Nenhum machista gostará de O Código da Vinci. Já as mulheres devem, todas, assistir à obra
de Dan Brown, uma autêntica ode ao feminismo e à superioridade feminina.
O Código da Vinci é uma espécie de desagravo de seu autor aos séculos de opressão e de negação à vida civilizada imposta às mulheres. Ainda que outros méritos não tivesse, só por escancarar de forma contundente, aguerrida, sensível e bela esta Verdade cristalina, o filme de Dan Brow já se faz merecedor de aplausos calorosos
Deixando de lado todos os bons ingredientes fílmicos (a acurada fotografia realça a beleza
secular da adorável Paris), o autor nos instiga a pensar sobre a história da
condição feminina no mundo em milênios de opressão e história subjugada,
desmascarando a abjeta apologia da superioridade (tacanha, vulnerável)

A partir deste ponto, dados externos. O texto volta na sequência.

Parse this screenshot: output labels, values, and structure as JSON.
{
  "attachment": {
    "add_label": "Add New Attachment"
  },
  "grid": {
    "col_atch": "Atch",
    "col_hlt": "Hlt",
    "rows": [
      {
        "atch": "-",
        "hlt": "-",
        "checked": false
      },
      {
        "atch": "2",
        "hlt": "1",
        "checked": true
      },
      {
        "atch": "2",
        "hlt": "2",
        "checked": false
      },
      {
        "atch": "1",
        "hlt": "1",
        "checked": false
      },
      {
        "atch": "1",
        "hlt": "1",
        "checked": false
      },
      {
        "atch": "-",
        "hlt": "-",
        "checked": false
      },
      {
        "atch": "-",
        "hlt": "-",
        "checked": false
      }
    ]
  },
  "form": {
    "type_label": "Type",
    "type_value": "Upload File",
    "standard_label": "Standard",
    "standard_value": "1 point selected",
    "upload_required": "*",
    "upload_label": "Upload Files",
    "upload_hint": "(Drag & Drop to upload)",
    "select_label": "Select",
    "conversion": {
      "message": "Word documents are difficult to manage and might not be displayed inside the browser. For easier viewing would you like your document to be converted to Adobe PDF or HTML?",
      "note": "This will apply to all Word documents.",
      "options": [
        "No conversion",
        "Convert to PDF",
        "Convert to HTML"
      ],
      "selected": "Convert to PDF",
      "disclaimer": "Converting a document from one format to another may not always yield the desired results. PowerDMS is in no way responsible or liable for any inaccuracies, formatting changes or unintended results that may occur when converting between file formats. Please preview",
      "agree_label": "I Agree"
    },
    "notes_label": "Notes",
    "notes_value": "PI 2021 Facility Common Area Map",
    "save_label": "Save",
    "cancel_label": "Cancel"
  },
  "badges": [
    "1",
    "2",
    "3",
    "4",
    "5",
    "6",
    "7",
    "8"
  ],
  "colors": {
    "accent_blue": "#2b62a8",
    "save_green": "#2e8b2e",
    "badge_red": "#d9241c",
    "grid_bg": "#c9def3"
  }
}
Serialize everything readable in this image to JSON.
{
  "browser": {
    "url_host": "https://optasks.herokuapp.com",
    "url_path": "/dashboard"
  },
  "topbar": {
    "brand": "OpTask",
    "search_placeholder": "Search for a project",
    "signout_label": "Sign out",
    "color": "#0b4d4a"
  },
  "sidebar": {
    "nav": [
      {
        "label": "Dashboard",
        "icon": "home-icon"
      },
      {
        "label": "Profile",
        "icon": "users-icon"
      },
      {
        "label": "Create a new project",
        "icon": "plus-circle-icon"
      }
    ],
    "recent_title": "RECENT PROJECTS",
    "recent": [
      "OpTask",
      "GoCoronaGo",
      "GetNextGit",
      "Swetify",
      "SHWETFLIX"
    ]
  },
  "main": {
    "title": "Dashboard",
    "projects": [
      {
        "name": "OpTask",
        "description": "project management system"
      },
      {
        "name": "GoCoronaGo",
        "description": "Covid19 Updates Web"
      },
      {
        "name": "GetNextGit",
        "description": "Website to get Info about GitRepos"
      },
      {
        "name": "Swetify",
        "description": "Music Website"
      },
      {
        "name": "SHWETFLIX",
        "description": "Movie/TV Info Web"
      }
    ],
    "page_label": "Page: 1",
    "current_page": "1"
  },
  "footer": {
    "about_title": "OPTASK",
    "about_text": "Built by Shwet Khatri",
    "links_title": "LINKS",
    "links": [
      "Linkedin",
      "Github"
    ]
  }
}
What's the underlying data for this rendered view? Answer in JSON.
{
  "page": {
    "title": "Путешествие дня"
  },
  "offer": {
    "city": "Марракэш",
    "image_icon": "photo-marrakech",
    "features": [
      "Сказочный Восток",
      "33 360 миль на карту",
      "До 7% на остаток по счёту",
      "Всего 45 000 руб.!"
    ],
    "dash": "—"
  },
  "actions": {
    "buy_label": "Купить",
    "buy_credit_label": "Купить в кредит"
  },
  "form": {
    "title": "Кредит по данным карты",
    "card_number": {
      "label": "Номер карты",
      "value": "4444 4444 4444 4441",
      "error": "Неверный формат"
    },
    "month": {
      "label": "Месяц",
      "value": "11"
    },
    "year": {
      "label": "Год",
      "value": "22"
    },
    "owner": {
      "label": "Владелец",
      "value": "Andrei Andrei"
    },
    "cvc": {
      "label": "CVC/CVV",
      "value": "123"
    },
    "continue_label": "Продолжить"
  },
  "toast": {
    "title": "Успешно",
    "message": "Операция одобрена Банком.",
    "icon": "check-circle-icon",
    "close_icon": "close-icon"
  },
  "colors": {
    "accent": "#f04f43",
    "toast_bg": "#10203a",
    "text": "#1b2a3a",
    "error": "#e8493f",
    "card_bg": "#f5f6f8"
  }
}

masculina. Este é o dado mais forte de O Código da Vinci e desconfio mesmo
só as mulheres submissas, omissas, subjugadas e/ou reprimidas, conformadas com
sua imposta situação de inferioridade, não gostarão do filme que bate recorde
mundial de bilheteria. Ou ainda as que têm muito medo de se defrontar com a
fortaleza implícita de sua condição, qual seja a de portadora do amor,
porta-voz do sagrado ofício da pró-Criação, ícone máximo do desejo, da libido,
apanágio do sentimento no mundo. Só mesmo essas podem não gostar do filme ou ser
contra sua exibição. Ao contrário, pra nós outras, sabedoras da grandeza
biológica inerente à condição feminina e cônscias da fortaleza intrínseca de
nossa complexa psiquê - capaz de superar até mesmo a incomparável dor do parto
e suplantar os paroximos da violência masculina tão corriqueira -, o filme cai
como uma luva: é como se de repente todas as mulheres do mundo fossem chamadas
a se dar as mãos para formar um enorme e uníssono coro, do qual se cantasse
baixinho e doce, como vozes emolduradas por um violino clássico: "Quando
talvez precisar de mim, você sabe que a casa é sempre sua, venha sim..."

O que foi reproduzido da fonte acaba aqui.